Zeichnung-Gehirn

Eine in der Fachzeitschrift Radiology veröffentlichte Studie zeigt, dass Methylphenidat die Hirnstruktur bei männlichen Kindern und Jugendlichen verändert. In diesem Alter finden wichtige Prozesse der Gehirnentwicklung statt. Deshalb stellt sich nun die ernste Frage: Stört Methylphenidat die Entwicklung des Gehirns? Und wenn ja: Ist das langfristig schädlich oder sind die Veränderungen harmlos?

Untersuchungen an Ratten und Menschen

Methylphenidat (Ritalin etc.) ist seit langem eines der am häufigsten verschriebenen Medikamente bei ADHS. Bei vielen Patienten (je nach Studie 60 bis 80 Prozent) wirkt es gut. Sie können sich besser konzentrieren und lassen sich nicht mehr so leicht ablenken. Das erleichtert zum Beispiel betroffenen Schülern die Teilnahme am Unterricht. Häufig verschwindet ADHS mit der Pubertät. Sollte dies nicht der Fall sein, ist eine weitere Behandlung möglich.

Der Wirkstoff war jedoch von Anfang an umstritten. Forscher wie Liesbeth Reneman vom Academisch Medisch Centrum (AMC) in Amsterdam äußerten schon früh Bedenken hinsichtlich der Gehirnentwicklung. Renemann zeigte 2014, dass das Medikament bei jungen Ratten die Verbindung zwischen den beiden Gehirnhälften verändert. Bei erwachsenen Tieren zeigten sich diese Effekte jedoch nicht.

Verändert oder stört Methylphenidat auch beim Menschen die Entwicklung des Gehirns? Um das herauszufinden, führte Reneman eine Studie mit 99 männlichen ADHS-Patienten durch, die zuvor noch nie mit dem Wirkstoff behandelt worden waren. Die Teilnehmer – 50 Jungen (10 bis 12 Jahre) und 49 erwachsene Männer (23 bis 40 Jahre) – erhielten 16 Wochen lang entweder Methylphenidat (im Folgenden MPH abgekürzt) oder ein Scheinmedikament (Placebo).

Die Analyse der weißen Hirnsubstanz zeigte bei der jugendlichen MPH-Gruppe eine deutliche Veränderung der Leitungsbahnen, die verschiedene Hirnregionen miteinander verbinden. In der Placebogruppe und bei den erwachsenen MPH-Patienten wurde dieser Effekt nicht beobachtet.

Stört Methylphenidat die Gehirnentwicklung langfristig?

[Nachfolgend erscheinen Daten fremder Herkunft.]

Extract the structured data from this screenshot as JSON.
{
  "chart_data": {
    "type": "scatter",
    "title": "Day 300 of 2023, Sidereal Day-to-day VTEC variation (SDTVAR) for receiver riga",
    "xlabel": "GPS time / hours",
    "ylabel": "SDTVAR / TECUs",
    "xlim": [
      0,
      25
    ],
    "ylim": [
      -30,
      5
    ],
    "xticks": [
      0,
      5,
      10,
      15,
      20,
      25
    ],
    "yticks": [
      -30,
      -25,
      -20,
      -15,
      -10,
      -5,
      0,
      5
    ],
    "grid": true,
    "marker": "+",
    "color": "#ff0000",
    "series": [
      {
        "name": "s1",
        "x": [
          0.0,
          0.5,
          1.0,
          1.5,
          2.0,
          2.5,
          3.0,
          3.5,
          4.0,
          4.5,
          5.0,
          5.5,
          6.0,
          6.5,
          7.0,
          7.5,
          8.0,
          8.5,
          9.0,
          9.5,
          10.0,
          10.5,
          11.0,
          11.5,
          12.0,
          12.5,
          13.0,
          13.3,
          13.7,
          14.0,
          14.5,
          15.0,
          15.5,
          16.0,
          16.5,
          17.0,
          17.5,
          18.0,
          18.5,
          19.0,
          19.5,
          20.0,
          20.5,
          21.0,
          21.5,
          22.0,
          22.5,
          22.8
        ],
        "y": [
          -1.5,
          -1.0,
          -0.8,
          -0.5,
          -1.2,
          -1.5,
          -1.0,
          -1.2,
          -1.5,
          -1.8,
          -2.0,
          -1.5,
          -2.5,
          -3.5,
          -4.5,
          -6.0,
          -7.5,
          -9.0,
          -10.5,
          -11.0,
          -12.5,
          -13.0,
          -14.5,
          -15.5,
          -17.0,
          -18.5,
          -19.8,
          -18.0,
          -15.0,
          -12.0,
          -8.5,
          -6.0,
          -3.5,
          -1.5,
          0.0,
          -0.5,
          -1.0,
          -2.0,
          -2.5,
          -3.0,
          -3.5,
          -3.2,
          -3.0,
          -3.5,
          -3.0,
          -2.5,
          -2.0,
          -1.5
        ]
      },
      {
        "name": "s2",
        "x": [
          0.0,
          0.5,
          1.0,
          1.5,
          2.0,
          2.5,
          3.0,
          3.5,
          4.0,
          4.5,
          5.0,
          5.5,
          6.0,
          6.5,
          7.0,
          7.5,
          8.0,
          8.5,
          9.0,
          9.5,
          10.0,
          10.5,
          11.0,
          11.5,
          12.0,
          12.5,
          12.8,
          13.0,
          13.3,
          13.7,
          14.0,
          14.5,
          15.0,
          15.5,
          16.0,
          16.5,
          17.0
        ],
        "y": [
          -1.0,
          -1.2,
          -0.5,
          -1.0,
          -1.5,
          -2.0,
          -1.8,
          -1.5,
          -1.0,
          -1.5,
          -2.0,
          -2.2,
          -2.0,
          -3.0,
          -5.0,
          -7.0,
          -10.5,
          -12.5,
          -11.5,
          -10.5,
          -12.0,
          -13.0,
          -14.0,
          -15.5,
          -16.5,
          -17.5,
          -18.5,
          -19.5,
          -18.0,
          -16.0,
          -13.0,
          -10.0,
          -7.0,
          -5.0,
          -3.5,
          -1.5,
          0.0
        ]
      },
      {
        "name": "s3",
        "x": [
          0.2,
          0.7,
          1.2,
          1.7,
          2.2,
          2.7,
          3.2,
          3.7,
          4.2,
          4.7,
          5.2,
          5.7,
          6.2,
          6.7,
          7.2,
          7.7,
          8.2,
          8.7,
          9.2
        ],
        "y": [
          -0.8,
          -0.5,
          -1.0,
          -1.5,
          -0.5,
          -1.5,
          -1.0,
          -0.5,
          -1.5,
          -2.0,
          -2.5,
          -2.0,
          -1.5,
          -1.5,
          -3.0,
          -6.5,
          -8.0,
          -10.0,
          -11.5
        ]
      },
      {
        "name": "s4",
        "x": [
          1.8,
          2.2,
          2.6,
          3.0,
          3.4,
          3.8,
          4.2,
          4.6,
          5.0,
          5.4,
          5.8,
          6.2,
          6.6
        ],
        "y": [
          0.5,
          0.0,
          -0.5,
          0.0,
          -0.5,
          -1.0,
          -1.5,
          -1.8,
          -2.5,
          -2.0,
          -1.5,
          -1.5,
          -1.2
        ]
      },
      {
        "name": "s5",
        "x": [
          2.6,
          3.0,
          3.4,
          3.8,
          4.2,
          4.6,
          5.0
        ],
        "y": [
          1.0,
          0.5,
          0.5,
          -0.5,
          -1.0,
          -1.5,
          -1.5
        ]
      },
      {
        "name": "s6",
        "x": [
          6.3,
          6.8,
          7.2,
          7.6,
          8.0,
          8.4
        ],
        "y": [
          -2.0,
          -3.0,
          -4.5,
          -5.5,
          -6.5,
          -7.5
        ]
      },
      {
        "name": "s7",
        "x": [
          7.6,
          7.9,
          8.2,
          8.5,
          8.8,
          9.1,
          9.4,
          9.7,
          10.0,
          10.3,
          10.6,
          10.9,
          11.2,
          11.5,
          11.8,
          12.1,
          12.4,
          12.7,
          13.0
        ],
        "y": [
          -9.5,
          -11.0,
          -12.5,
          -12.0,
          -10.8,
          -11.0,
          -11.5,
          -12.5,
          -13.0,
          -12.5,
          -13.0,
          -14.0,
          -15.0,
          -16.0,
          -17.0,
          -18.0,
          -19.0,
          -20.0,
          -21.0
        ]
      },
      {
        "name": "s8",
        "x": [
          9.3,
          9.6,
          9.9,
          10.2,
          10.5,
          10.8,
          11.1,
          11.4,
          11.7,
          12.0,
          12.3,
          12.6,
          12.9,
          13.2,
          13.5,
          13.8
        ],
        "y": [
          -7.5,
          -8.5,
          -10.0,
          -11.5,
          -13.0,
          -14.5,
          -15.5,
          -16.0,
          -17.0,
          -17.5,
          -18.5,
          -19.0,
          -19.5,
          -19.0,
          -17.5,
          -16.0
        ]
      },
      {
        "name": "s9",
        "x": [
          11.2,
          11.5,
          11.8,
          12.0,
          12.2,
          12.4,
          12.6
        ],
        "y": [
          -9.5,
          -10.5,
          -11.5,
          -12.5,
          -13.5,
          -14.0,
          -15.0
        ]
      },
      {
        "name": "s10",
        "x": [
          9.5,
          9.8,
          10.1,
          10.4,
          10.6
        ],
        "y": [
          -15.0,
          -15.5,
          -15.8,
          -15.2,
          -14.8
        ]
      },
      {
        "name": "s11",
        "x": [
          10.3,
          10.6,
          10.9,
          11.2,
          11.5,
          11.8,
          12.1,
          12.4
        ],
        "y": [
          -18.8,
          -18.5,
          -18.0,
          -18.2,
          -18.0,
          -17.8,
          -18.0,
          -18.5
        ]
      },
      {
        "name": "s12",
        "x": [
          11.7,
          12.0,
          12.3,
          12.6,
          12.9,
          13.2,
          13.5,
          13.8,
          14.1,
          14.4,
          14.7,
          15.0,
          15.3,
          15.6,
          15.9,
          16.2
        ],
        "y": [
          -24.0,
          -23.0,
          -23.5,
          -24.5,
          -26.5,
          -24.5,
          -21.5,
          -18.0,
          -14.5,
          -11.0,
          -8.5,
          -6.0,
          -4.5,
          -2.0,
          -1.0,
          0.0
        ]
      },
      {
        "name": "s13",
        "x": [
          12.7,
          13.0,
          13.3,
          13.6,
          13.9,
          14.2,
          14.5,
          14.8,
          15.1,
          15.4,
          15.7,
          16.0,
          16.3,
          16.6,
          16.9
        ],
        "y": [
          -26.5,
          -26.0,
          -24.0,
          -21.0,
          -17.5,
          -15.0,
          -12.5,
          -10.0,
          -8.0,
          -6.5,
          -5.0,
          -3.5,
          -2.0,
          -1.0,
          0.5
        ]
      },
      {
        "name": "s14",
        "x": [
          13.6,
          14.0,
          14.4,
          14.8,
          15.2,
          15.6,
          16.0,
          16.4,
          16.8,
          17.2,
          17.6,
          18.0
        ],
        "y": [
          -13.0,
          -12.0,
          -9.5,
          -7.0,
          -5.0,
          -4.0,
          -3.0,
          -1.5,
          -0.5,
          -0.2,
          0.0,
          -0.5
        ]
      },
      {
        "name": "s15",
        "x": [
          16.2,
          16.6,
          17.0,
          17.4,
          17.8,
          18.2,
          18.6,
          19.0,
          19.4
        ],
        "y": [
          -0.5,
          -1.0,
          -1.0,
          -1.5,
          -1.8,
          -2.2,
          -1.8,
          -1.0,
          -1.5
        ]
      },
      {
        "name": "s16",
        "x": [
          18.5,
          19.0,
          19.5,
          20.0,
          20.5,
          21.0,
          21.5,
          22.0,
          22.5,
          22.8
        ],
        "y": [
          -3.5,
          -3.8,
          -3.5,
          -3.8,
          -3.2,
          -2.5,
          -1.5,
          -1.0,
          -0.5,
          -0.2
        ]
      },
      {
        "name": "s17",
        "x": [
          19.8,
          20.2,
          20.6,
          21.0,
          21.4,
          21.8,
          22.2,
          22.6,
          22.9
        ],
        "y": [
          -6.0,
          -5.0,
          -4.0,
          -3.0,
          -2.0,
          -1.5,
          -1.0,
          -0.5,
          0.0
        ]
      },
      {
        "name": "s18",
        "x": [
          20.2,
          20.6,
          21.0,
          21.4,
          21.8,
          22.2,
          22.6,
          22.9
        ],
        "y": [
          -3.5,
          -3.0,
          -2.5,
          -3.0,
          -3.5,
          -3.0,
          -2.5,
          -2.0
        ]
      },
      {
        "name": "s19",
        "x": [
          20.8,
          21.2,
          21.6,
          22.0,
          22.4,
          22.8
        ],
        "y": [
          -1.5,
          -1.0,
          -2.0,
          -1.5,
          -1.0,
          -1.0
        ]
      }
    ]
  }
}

Ob und wie lange die in der Studie gezeigten Veränderungen nach Beendigung der Behandlung anhalten und wie sich das Medikament auf weibliche Patienten auswirkt, geht aus der Studie nicht hervor. Auch bleibt offen, ob diese Effekte die Entwicklung des Gehirns in einem Ausmaß stören, das langfristig schädlicher ist als die Auswirkungen von ADHS. Zukünftige Forschung auf diesem Gebiet könnte zur Entwicklung neuer Wirkstoffe beitragen oder zu einer Anpassung der Leitlinien für die Behandlung von ADHS führen.

Quelle

Liesbeth Reneman et al.: White Matter by Diffusion MRI Following Methylphenidate Treatment: A Randomized Control Trial in Males with Attention-Deficit/Hyperactivity Disorder. (2019; DOI: 10.1148/radiol.2019182528)


MRT-Scans zeigen, wie sich das Gehirn durch Methylphenidat verändert.